花と言えば、正岡のお婆様は良く生け花を為さっていたっけか。
正岡家の伝統だからな、華道と茶道は。
そしてお前は其の伝統に巻き込まれた、と。
モクレンはクククッと喉を鳴らし乍ら微笑してのけると、黒曜が差し出した青林檎にぱくりと齧り付き、麦茶と一緒に流し込んだ。
最初〈ハナ〉ッからそう言う腹積りだったらしいぜ、正岡のお婆様と大番頭さんとの間では。
其れ位、可愛かったと言うべきか。
無知蒙昧も甚だしいと感じたからか。
ま、いずれにせよ悪い経験じゃア無かった事だけは確かだったな、数え切れない位叱られた回数の方が多かったとは言っても。

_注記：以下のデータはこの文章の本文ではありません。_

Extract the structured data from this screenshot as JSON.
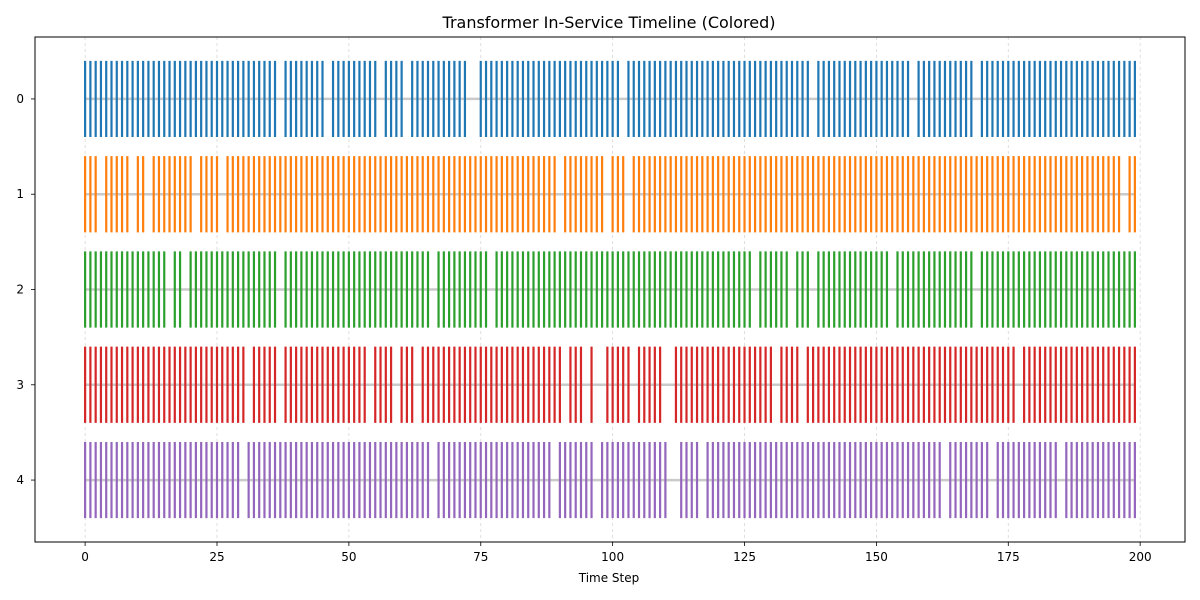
{
  "chart_data": {
    "type": "timeline",
    "title": "Transformer In-Service Timeline (Colored)",
    "xlabel": "Time Step",
    "ylabel": "",
    "xlim": [
      -9.5,
      208.5
    ],
    "ylim": [
      4.65,
      -0.65
    ],
    "x_ticks": [
      0,
      25,
      50,
      75,
      100,
      125,
      150,
      175,
      200
    ],
    "y_ticks": [
      0,
      1,
      2,
      3,
      4
    ],
    "grid": {
      "x": true,
      "y": false
    },
    "series": [
      {
        "row": 0,
        "color": "#1f77b4",
        "active_steps": [
          0,
          1,
          2,
          3,
          4,
          5,
          6,
          7,
          8,
          9,
          10,
          11,
          12,
          13,
          14,
          15,
          16,
          17,
          18,
          19,
          20,
          21,
          22,
          23,
          24,
          25,
          26,
          27,
          28,
          29,
          30,
          31,
          32,
          33,
          34,
          35,
          36,
          38,
          39,
          40,
          41,
          42,
          43,
          44,
          45,
          47,
          48,
          49,
          50,
          51,
          52,
          53,
          54,
          55,
          57,
          58,
          59,
          60,
          62,
          63,
          64,
          65,
          66,
          67,
          68,
          69,
          70,
          71,
          72,
          75,
          76,
          77,
          78,
          79,
          80,
          81,
          82,
          83,
          84,
          85,
          86,
          87,
          88,
          89,
          90,
          91,
          92,
          93,
          94,
          95,
          96,
          97,
          98,
          99,
          100,
          101,
          103,
          104,
          105,
          106,
          107,
          108,
          109,
          110,
          111,
          112,
          113,
          114,
          115,
          116,
          117,
          118,
          119,
          120,
          121,
          122,
          123,
          124,
          125,
          126,
          127,
          128,
          129,
          130,
          131,
          132,
          133,
          134,
          135,
          136,
          137,
          139,
          140,
          141,
          142,
          143,
          144,
          145,
          146,
          147,
          148,
          149,
          150,
          151,
          152,
          153,
          154,
          155,
          156,
          158,
          159,
          160,
          161,
          162,
          163,
          164,
          165,
          166,
          167,
          168,
          170,
          171,
          172,
          173,
          174,
          175,
          176,
          177,
          178,
          179,
          180,
          181,
          182,
          183,
          184,
          185,
          186,
          187,
          188,
          189,
          190,
          191,
          192,
          193,
          194,
          195,
          196,
          197,
          198,
          199
        ]
      },
      {
        "row": 1,
        "color": "#ff7f0e",
        "active_steps": [
          0,
          1,
          2,
          4,
          5,
          6,
          7,
          8,
          10,
          11,
          13,
          14,
          15,
          16,
          17,
          18,
          19,
          20,
          22,
          23,
          24,
          25,
          27,
          28,
          29,
          30,
          31,
          32,
          33,
          34,
          35,
          36,
          37,
          38,
          39,
          40,
          41,
          42,
          43,
          44,
          45,
          46,
          47,
          48,
          49,
          50,
          51,
          52,
          53,
          54,
          55,
          56,
          57,
          58,
          59,
          60,
          61,
          62,
          63,
          64,
          65,
          66,
          67,
          68,
          69,
          70,
          71,
          72,
          73,
          74,
          75,
          76,
          77,
          78,
          79,
          80,
          81,
          82,
          83,
          84,
          85,
          86,
          87,
          88,
          89,
          91,
          92,
          93,
          94,
          95,
          96,
          97,
          98,
          100,
          101,
          102,
          104,
          105,
          106,
          107,
          108,
          109,
          110,
          111,
          112,
          113,
          114,
          115,
          116,
          117,
          118,
          119,
          120,
          121,
          122,
          123,
          124,
          125,
          126,
          127,
          128,
          129,
          130,
          131,
          132,
          133,
          134,
          135,
          136,
          137,
          138,
          139,
          140,
          141,
          142,
          143,
          144,
          145,
          146,
          147,
          148,
          149,
          150,
          151,
          152,
          153,
          154,
          155,
          156,
          157,
          158,
          159,
          160,
          161,
          162,
          163,
          164,
          165,
          166,
          167,
          168,
          169,
          170,
          171,
          172,
          173,
          174,
          175,
          176,
          177,
          178,
          179,
          180,
          181,
          182,
          183,
          184,
          185,
          186,
          187,
          188,
          189,
          190,
          191,
          192,
          193,
          194,
          195,
          196,
          198,
          199
        ]
      },
      {
        "row": 2,
        "color": "#2ca02c",
        "active_steps": [
          0,
          1,
          2,
          3,
          4,
          5,
          6,
          7,
          8,
          9,
          10,
          11,
          12,
          13,
          14,
          15,
          17,
          18,
          20,
          21,
          22,
          23,
          24,
          25,
          26,
          27,
          28,
          29,
          30,
          31,
          32,
          33,
          34,
          35,
          36,
          38,
          39,
          40,
          41,
          42,
          43,
          44,
          45,
          46,
          47,
          48,
          49,
          50,
          51,
          52,
          53,
          54,
          55,
          56,
          57,
          58,
          59,
          60,
          61,
          62,
          63,
          64,
          65,
          67,
          68,
          69,
          70,
          71,
          72,
          73,
          74,
          75,
          76,
          78,
          79,
          80,
          81,
          82,
          83,
          84,
          85,
          86,
          87,
          88,
          89,
          90,
          91,
          92,
          93,
          94,
          95,
          96,
          97,
          98,
          99,
          100,
          101,
          102,
          103,
          104,
          105,
          106,
          107,
          108,
          109,
          110,
          111,
          112,
          113,
          114,
          115,
          116,
          117,
          118,
          119,
          120,
          121,
          122,
          123,
          124,
          125,
          126,
          128,
          129,
          130,
          131,
          132,
          133,
          135,
          136,
          137,
          139,
          140,
          141,
          142,
          143,
          144,
          145,
          146,
          147,
          148,
          149,
          150,
          151,
          152,
          154,
          155,
          156,
          157,
          158,
          159,
          160,
          161,
          162,
          163,
          164,
          165,
          166,
          167,
          168,
          170,
          171,
          172,
          173,
          174,
          175,
          176,
          177,
          178,
          179,
          180,
          181,
          182,
          183,
          184,
          185,
          186,
          187,
          188,
          189,
          190,
          191,
          192,
          193,
          194,
          195,
          196,
          197,
          198,
          199
        ]
      },
      {
        "row": 3,
        "color": "#d62728",
        "active_steps": [
          0,
          1,
          2,
          3,
          4,
          5,
          6,
          7,
          8,
          9,
          10,
          11,
          12,
          13,
          14,
          15,
          16,
          17,
          18,
          19,
          20,
          21,
          22,
          23,
          24,
          25,
          26,
          27,
          28,
          29,
          30,
          32,
          33,
          34,
          35,
          36,
          38,
          39,
          40,
          41,
          42,
          43,
          44,
          45,
          46,
          47,
          48,
          49,
          50,
          51,
          52,
          53,
          55,
          56,
          57,
          58,
          60,
          61,
          62,
          64,
          65,
          66,
          67,
          68,
          69,
          70,
          71,
          72,
          73,
          74,
          75,
          76,
          77,
          78,
          79,
          80,
          81,
          82,
          83,
          84,
          85,
          86,
          87,
          88,
          89,
          90,
          92,
          93,
          94,
          96,
          99,
          100,
          101,
          102,
          103,
          105,
          106,
          107,
          108,
          109,
          112,
          113,
          114,
          115,
          116,
          117,
          118,
          119,
          120,
          121,
          122,
          123,
          124,
          125,
          126,
          127,
          128,
          129,
          130,
          132,
          133,
          134,
          135,
          137,
          138,
          139,
          140,
          141,
          142,
          143,
          144,
          145,
          146,
          147,
          148,
          149,
          150,
          151,
          152,
          153,
          154,
          155,
          156,
          157,
          158,
          159,
          160,
          161,
          162,
          163,
          164,
          165,
          166,
          167,
          168,
          169,
          170,
          171,
          172,
          173,
          174,
          175,
          176,
          178,
          179,
          180,
          181,
          182,
          183,
          184,
          185,
          186,
          187,
          188,
          189,
          190,
          191,
          192,
          193,
          194,
          195,
          196,
          197,
          198,
          199
        ]
      },
      {
        "row": 4,
        "color": "#9467bd",
        "active_steps": [
          0,
          1,
          2,
          3,
          4,
          5,
          6,
          7,
          8,
          9,
          10,
          11,
          12,
          13,
          14,
          15,
          16,
          17,
          18,
          19,
          20,
          21,
          22,
          23,
          24,
          25,
          26,
          27,
          28,
          29,
          31,
          32,
          33,
          34,
          35,
          36,
          37,
          38,
          39,
          40,
          41,
          42,
          43,
          44,
          45,
          46,
          47,
          48,
          49,
          50,
          51,
          52,
          53,
          54,
          55,
          56,
          57,
          58,
          59,
          60,
          61,
          62,
          63,
          64,
          65,
          67,
          68,
          69,
          70,
          71,
          72,
          73,
          74,
          75,
          76,
          77,
          78,
          79,
          80,
          81,
          82,
          83,
          84,
          85,
          86,
          87,
          88,
          90,
          91,
          92,
          93,
          94,
          95,
          96,
          98,
          99,
          100,
          101,
          102,
          103,
          104,
          105,
          106,
          107,
          108,
          109,
          110,
          113,
          114,
          115,
          116,
          118,
          119,
          120,
          121,
          122,
          123,
          124,
          125,
          126,
          127,
          128,
          129,
          130,
          131,
          132,
          133,
          134,
          135,
          136,
          137,
          138,
          139,
          140,
          141,
          142,
          143,
          144,
          145,
          146,
          147,
          148,
          149,
          150,
          151,
          152,
          153,
          154,
          155,
          156,
          157,
          158,
          159,
          160,
          161,
          162,
          164,
          165,
          166,
          167,
          168,
          169,
          170,
          171,
          173,
          174,
          175,
          176,
          177,
          178,
          179,
          180,
          181,
          182,
          183,
          184,
          186,
          187,
          188,
          189,
          190,
          191,
          192,
          193,
          194,
          195,
          196,
          197,
          198,
          199
        ]
      }
    ]
  }
}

照れ臭いと言わんばかりに左手を自身の後頭部に持っていった黒曜は、実にあからさまな「くれてやる」と言う態度でモクレンが差し出した青林檎に餌を与えられた猫よろしくかぷりと齧り付くと、否が応でも口の中と常日頃、深い深い所に押し込めて、ひた隠しにしている胸の奥底が甘酸っぱい気持ちで一杯になるのを感じた。

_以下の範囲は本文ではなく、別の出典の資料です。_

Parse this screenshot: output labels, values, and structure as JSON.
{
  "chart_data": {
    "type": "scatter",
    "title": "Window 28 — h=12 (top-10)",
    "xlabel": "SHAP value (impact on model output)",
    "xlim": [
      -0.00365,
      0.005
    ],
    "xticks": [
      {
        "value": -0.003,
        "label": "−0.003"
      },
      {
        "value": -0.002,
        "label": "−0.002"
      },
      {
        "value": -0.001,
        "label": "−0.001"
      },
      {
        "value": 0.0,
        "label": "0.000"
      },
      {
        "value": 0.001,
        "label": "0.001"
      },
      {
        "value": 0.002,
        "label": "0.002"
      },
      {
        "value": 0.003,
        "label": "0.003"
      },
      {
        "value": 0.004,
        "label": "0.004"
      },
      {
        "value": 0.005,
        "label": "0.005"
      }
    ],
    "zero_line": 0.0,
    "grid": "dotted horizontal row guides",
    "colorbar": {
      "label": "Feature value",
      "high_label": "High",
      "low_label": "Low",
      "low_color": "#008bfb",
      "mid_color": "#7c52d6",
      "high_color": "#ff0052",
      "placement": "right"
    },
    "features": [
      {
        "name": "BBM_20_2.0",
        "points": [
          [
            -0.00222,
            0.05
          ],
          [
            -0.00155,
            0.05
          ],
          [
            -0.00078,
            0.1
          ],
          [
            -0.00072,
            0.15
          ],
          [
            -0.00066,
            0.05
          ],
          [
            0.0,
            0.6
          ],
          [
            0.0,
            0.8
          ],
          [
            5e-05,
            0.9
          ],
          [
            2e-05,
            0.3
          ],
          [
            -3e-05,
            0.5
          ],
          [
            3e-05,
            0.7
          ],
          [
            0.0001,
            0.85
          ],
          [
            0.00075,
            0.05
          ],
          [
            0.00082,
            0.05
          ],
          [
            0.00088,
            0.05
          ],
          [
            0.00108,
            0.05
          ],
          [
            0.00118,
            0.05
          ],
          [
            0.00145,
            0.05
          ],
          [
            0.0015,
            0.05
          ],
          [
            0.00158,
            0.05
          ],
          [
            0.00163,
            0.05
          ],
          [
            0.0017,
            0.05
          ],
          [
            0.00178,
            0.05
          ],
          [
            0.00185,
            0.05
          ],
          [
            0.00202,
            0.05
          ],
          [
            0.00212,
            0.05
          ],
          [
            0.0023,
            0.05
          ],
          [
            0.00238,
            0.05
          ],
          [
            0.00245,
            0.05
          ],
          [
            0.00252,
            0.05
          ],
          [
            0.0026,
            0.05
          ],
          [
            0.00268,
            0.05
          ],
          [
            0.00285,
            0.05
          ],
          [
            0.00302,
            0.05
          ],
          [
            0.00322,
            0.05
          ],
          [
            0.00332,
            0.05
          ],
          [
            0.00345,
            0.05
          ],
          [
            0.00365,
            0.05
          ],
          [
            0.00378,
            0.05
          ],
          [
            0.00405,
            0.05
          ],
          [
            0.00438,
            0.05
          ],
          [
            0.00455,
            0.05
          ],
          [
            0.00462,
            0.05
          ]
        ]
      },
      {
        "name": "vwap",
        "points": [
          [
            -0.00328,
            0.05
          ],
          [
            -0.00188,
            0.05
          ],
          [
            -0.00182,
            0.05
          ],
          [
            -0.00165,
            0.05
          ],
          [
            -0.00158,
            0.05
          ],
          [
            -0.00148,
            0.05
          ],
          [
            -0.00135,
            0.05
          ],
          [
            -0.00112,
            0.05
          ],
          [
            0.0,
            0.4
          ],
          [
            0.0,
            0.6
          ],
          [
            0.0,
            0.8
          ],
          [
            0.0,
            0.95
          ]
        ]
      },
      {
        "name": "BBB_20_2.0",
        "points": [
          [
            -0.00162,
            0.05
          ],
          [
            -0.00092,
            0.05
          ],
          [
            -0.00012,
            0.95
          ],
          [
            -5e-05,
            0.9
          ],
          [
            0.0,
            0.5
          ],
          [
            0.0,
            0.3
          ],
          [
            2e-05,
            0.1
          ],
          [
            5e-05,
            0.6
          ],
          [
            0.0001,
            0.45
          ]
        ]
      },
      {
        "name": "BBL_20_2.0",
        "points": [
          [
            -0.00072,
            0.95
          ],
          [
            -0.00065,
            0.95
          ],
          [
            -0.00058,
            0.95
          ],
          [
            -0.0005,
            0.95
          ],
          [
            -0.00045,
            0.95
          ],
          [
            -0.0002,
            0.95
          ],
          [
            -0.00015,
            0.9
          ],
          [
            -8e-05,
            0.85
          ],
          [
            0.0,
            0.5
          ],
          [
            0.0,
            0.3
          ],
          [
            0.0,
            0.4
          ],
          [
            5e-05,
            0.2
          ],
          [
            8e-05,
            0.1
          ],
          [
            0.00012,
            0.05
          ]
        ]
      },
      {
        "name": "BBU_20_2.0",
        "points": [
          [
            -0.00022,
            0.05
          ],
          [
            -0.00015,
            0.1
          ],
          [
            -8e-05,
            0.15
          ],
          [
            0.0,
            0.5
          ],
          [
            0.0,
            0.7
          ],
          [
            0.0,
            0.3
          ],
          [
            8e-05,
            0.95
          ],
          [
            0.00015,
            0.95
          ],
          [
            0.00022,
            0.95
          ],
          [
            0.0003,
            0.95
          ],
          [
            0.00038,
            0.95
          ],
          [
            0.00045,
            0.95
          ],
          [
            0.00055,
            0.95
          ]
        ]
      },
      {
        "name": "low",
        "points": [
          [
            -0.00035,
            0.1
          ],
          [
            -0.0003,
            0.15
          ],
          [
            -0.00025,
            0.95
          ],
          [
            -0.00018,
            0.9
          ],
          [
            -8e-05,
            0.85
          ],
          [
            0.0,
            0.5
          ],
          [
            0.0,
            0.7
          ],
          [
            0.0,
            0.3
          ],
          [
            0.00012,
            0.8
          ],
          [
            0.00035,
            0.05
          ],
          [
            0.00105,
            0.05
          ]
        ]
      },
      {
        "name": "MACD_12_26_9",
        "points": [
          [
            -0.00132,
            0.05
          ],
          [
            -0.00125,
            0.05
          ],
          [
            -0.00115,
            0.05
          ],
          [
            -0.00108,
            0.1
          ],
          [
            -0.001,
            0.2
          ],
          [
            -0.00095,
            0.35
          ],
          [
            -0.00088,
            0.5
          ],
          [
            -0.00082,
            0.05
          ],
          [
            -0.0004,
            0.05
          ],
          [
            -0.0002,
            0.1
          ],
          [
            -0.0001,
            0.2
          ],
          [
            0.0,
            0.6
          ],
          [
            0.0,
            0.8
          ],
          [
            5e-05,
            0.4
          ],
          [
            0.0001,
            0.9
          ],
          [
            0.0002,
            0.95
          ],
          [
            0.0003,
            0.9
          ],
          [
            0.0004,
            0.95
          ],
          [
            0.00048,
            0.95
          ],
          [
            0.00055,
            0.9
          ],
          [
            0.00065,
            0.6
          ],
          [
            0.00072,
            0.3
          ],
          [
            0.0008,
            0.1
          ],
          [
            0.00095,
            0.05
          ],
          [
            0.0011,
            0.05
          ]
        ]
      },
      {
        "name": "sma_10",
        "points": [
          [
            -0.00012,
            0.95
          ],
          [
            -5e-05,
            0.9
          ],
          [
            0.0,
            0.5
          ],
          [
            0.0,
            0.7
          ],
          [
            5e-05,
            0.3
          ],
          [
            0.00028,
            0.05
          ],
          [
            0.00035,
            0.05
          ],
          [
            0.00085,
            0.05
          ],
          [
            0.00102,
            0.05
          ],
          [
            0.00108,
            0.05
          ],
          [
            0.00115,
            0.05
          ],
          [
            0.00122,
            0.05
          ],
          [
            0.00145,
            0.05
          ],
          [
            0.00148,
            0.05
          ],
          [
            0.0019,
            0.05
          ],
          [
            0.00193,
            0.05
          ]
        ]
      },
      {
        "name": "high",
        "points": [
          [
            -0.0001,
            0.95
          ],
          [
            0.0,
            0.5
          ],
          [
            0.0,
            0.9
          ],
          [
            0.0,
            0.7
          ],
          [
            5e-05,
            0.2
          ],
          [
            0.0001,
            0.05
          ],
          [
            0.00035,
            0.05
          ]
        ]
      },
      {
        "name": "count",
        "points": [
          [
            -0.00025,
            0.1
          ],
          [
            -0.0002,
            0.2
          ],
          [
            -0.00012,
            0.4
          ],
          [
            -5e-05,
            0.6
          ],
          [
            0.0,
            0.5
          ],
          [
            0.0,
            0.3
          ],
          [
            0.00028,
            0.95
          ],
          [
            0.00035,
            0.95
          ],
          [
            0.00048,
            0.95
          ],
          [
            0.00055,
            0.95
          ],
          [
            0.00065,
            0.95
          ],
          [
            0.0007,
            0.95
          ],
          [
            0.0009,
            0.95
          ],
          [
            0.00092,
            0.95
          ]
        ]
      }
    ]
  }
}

モクレンの眼には其の様子が随分と芝居がかって見えたらしく、今一度クククッと喉を鳴らしてのけるなり、男は何時でもトム・ソーヤーとハックルベリー・フィンってか、と誰に言うともなく呟き、甘えたがりな時の猫よろしく黒曜に近付いた。
そして其れがさも当たり前の行為なのだと言う様に其の場に於いてゴロリと寝転がるや否や、黒曜の膝に頭を乗せ、下から黒曜の顔をじっと眺めた。
寝心地の方は?。
世間様で申し上げる所の「突然のデレ」に対して、こそばゆい気持ちを抱いた黒曜は、味の薄れた紫煙を揉み消し、キリリ、と言う独特の音を立て乍ら、まだ未開封だった自身の麦茶のペットボトルの封を切り、甘苦い香り漂う口の中を優しく潤した。
ひんやりとしていて気持ちいいぞ、其れも大層。
何処で如何憶えたのか傾城〈けいせい〉の様な表情を浮かべたモクレンは、黒曜の膝へと手をやり、ペタペタと叩いた。

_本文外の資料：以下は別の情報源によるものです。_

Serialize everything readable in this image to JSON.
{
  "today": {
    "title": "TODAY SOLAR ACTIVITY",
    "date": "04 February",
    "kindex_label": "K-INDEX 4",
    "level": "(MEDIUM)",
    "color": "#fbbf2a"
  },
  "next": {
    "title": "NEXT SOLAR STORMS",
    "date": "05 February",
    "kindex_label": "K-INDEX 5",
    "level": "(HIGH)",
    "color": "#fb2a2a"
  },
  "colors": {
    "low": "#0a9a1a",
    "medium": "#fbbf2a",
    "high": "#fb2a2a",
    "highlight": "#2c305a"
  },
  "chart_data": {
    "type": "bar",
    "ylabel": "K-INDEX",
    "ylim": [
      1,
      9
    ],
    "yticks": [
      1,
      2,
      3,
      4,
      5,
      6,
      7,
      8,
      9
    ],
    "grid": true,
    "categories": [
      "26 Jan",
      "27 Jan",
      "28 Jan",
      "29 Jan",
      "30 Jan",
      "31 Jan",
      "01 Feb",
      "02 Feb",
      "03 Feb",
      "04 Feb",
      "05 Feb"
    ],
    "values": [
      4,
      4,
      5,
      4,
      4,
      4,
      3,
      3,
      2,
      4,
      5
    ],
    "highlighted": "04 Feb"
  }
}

其れを見た瞬間、黒曜の頭の中には嘗て悪友達と共に映画館で鑑賞をした、『世界三大美女』で御馴染みの楊貴妃を京マチ子が演じた溝口健二監督作品『楊貴妃』の事を思い出さずにはいられなかった。
取って喰っちまうぞ、そんな小悪魔みてェな顔〈ツラ〉ァするんだったら。
穏やかな顔付きの鬼子母神の描かれた団扇片手に、韋駄天よろしく、モクレンの方へ顔を近付けて来た黒曜がそんな風な言葉をサッと口走ると、望む所だが、とモクレンは返事をし、孔雀が羽根を広げたかの様に美しい指先で黒曜の顎をそっと撫でた。
そして思い切り黒曜の顔を自身の顔へと近付けるや否や、一生涯、お前は私のモノだと言う事を再認識させるが如く、唇を強く押し当てたのだが、其の瞬間、ぽっかりと浮かんだ雲が星あかりを上手く遮った。